41
Тем временем отцу вернули поместье.
Это нелогично, я знаю, но одно это решение для меня было гораздо важнее, чем все события, описанные в предыдущей главе.
Известие пришло в начале мая в письме Поллиона, к нему был приложен документ, устанавливающий право собственности, выписанный отцу «навечно». Когда я отдал свидетельство отцу и объяснил ему, что это такое (он был уже почти совсем слепой и сам читать не мог), он заплакал и поцеловал мне руку.
Поцеловал мою руку!
Что такое победы или законы по сравнению с этим?

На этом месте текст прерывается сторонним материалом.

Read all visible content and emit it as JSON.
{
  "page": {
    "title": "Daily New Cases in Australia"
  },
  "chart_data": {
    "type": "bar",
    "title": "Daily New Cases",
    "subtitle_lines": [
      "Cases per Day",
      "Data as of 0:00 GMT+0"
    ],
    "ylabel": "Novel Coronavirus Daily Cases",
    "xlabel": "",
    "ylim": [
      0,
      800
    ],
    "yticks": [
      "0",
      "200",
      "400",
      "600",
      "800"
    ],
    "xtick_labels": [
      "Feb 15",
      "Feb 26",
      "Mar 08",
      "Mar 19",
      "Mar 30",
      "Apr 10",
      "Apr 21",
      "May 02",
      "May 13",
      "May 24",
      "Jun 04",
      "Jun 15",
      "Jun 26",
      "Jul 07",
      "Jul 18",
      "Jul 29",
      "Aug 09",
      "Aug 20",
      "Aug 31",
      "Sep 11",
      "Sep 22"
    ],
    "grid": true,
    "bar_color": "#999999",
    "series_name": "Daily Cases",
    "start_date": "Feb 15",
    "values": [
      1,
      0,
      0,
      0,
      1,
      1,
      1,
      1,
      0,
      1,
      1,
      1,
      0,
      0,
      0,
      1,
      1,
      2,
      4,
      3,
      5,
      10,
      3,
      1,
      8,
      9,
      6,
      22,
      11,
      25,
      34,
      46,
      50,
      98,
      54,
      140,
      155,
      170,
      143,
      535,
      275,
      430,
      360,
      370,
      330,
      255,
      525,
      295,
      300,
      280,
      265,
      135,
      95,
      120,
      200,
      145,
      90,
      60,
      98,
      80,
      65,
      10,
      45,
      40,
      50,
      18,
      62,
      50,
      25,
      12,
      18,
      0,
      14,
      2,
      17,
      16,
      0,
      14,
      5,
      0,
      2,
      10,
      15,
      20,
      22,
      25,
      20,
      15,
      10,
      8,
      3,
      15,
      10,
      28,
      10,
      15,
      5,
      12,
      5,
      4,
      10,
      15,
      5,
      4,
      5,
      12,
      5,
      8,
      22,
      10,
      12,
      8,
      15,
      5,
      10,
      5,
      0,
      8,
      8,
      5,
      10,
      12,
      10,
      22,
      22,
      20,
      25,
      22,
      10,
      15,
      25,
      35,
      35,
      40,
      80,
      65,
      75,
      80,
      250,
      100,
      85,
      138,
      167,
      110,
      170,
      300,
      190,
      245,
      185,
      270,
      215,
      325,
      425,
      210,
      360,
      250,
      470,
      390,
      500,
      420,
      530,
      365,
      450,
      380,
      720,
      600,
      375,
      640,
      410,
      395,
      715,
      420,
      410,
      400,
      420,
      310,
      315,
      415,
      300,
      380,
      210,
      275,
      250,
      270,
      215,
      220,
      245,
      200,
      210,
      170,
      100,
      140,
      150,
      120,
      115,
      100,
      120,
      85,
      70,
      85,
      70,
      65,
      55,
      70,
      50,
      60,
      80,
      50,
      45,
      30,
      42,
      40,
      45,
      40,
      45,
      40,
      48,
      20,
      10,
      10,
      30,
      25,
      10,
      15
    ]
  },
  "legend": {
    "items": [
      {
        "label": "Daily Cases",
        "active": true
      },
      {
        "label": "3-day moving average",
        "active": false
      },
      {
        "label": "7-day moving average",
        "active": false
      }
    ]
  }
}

Пять месяцев отец наслаждался жизнью в Неаполе. Поначалу он бродил по вилле, как неуклюжий призрак, потому что, когда он был вырван из знакомой среды, то во время небольших вылазок вынужден был полагаться лишь на небольшое поле зрения слева от себя. Однако когда пришла весна и погода стала получше, большую часть времени он стал проводить в саду, и не просто так сидел, а работал: сажал, подрезал ветки и выдирал сорняки. На ощупь и по запаху он делал это лучше, чем я со своими двумя здоровыми глазами. Естественно, он никогда не принимал участия в наших философских спорах — считал их не заслуживающими своего внимания, — но обнаружив, что Сирон имеет сносные (для теоретика) познания о растениях и сельском хозяйстве, он старался припереть его к стенке и на чём-нибудь подловить. Что ему и удалось несколько раз, к великому удовольствию.
Не могу сказать, что за эти пять месяцев мы стали друг другу намного ближе: мы были слишком разные по темпераменту и уж очень несхожие имели интересы. Но всё-таки под конец нам, по крайней мере, не было неуютно вдвоём, и иногда он даже называл меня «сын».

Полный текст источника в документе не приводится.